Shalom Isaak

Ganz herzlichen Dank für deine ausführliche Antwort.

Mich würde interessieren wie diese gemeinsame Basis aussieht, die sich dann ja so in unterschiedlicher Form ausleben lässt, wenn sie sich nicht durch die Volkszugehörigkeit begründen lässt?

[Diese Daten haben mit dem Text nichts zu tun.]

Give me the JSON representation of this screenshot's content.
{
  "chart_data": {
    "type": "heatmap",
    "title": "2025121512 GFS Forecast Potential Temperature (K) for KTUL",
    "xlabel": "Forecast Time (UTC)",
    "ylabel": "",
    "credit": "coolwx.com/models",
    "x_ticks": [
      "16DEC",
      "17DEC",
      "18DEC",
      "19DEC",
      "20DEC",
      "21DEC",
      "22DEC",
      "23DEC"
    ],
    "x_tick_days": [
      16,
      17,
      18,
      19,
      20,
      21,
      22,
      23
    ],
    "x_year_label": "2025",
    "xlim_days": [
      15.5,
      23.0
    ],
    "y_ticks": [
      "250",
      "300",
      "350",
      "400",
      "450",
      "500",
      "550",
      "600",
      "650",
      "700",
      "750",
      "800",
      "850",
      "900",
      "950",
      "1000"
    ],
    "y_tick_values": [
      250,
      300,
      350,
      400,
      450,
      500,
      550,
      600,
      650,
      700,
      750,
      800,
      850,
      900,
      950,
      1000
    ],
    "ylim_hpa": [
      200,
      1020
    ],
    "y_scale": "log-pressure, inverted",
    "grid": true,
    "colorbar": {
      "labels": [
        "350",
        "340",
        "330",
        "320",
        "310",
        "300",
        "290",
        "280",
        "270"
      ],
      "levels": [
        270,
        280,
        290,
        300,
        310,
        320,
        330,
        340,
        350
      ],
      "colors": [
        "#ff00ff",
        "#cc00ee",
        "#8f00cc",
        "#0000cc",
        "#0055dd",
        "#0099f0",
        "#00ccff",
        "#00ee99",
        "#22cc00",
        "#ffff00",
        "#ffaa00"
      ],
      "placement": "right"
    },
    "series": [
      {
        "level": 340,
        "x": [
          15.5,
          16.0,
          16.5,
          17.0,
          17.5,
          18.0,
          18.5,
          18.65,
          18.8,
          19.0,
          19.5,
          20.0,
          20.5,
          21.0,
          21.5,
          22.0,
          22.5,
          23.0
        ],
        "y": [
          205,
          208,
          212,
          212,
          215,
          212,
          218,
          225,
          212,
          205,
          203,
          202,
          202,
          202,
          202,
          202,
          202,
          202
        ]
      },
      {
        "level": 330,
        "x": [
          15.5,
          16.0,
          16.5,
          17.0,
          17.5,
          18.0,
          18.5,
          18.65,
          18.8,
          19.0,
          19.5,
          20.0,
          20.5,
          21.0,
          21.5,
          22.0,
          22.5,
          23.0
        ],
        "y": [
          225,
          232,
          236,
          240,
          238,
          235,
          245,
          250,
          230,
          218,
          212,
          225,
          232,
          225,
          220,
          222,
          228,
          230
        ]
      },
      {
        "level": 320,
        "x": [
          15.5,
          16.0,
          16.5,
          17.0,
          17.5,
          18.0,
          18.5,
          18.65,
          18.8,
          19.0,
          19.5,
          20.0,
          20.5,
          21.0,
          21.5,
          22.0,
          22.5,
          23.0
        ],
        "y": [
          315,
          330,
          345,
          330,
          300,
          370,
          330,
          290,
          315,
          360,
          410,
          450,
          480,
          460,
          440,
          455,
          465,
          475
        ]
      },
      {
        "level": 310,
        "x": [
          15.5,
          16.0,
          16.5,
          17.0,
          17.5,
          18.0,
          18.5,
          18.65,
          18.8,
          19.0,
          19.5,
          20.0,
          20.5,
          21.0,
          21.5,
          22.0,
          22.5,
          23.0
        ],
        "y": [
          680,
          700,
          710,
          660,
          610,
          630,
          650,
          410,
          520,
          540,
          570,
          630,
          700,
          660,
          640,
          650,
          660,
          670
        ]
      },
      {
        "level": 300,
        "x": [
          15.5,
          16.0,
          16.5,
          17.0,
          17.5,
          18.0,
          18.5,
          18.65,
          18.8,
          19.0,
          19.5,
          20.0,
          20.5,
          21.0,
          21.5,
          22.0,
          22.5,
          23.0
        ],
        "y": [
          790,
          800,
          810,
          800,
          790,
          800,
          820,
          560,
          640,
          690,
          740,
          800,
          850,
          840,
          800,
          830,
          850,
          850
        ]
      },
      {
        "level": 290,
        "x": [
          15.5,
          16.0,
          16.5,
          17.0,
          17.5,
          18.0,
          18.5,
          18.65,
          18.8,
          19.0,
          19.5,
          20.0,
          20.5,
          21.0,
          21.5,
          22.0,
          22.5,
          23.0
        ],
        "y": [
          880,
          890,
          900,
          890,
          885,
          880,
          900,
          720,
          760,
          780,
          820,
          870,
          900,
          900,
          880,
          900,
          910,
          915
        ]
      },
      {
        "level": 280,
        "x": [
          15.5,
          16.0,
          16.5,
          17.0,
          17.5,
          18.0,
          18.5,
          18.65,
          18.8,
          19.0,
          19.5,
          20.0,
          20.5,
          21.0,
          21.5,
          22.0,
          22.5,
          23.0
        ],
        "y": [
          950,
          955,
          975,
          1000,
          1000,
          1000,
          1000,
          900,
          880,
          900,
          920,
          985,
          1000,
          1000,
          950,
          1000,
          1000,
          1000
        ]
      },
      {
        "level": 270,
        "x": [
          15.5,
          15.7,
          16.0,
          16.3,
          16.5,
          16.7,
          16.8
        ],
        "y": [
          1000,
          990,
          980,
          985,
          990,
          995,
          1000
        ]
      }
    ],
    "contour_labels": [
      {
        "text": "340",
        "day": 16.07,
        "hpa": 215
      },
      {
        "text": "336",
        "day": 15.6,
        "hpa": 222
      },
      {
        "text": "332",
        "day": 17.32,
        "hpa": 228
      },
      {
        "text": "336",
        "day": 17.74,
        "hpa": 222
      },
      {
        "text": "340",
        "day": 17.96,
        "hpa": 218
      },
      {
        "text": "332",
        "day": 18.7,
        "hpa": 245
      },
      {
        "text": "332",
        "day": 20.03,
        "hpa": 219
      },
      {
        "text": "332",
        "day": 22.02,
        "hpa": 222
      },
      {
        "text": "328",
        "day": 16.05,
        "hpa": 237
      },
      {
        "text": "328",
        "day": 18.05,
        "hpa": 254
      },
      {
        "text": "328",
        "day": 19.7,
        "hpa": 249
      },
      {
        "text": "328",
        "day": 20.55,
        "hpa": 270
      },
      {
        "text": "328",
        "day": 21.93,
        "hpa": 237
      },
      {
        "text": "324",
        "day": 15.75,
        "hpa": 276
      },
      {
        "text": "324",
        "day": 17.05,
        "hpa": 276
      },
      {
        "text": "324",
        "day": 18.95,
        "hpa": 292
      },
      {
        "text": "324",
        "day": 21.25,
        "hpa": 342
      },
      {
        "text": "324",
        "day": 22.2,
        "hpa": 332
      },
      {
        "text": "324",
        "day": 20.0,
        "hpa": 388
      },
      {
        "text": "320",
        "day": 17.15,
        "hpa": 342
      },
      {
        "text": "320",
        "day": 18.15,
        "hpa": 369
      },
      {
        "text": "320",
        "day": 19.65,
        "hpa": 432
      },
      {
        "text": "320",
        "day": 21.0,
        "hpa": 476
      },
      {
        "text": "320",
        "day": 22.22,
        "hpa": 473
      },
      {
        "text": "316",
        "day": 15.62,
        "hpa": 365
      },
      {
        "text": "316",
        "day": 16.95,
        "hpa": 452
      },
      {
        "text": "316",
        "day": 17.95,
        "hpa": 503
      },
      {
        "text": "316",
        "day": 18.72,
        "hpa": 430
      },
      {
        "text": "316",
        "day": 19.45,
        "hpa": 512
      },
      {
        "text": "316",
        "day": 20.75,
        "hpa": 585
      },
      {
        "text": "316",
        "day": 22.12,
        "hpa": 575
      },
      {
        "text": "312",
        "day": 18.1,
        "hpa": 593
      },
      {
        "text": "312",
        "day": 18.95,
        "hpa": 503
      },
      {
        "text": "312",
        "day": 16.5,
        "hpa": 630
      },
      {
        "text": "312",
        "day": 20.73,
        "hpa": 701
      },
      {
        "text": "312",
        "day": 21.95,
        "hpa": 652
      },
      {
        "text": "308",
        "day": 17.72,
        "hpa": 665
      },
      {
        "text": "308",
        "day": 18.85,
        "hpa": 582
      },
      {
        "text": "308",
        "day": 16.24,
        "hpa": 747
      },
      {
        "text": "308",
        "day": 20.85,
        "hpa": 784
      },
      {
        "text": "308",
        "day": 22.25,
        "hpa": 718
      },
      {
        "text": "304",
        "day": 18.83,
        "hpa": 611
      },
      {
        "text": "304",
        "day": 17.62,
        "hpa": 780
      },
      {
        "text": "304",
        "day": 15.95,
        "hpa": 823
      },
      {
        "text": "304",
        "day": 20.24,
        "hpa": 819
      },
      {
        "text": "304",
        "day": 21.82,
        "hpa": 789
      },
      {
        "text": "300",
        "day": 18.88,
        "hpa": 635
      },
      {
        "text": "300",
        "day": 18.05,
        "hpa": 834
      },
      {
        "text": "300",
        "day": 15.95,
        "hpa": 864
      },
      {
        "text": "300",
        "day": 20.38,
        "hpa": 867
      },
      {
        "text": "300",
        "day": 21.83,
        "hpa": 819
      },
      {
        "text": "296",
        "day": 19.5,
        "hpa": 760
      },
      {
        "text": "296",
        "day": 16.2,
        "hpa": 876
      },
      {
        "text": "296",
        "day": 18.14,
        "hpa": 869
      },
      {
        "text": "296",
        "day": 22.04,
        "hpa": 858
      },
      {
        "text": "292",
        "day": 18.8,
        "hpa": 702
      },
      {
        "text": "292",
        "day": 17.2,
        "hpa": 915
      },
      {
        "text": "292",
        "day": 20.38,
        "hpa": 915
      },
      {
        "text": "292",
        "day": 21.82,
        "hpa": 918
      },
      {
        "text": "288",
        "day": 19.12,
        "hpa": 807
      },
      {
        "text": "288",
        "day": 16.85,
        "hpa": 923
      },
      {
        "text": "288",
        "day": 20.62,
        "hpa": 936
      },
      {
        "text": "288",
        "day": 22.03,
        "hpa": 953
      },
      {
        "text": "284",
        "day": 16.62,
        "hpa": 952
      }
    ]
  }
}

Aber es scheint, nach meiner Ansicht nicht zu funktionieren, aus dem Christlichen und dem Jüdischen auszusortieren, was untauglich scheint und den guten Rest zu leben, es sei denn man mag etwas völlig Neues beleben.
Irgendwie ist das wohl etwas vom Schwierigsten im Ganzen. *seufz* Beim Feiern von Festen wird für mich die Problematik der Umdeutung noch deutlicher sichtbar. Weshalb ich schon mit einer gewissen Trauer sagen muss, es gibt für mich so eigentlich im jetzigen Stand wenig zu feiern. Da ich das eine hinter mir lassen muss, weil ich es nicht mehr so sehe und es für mich ja nie einfach ein Kopieren von etwas sein darf, sondern wirklich meine spirituelle Überzeugung auch ausdrücken soll. Dabei möchte ich aber den „älteren Bruder“ auch nicht verletzten.

Deine offene Haltung freut mich aber und ich bin gespannt, ob sich für meinen persönlichen Glaubensweg nicht doch ein Neues Pferd züchten lassen kann.

Stopp - etwas feiere ich nun doch aus Überzeugung, nämlich den Shabbat, weil ich da schon etwas vom Ursprünglichen, dem Schöpfungsgedanken finde. Auch wenn der Ewige ihn ja explizit euch als Volk gegeben hat, habe ich dazu meine Freiheit gefunden, ihn mit euch auf meine Weise zu begehen. Da fühle ich mich mit Eurem Volk doch sehr verbunden.

Die Geschichte mit der Tinte finde ich übrigens sehr anschaulich. Vielleicht doch eine gute Lösung auch um die Geschichte des Judas, oder sogar meine eigene, irgendwie in Frieden abzuschliessen.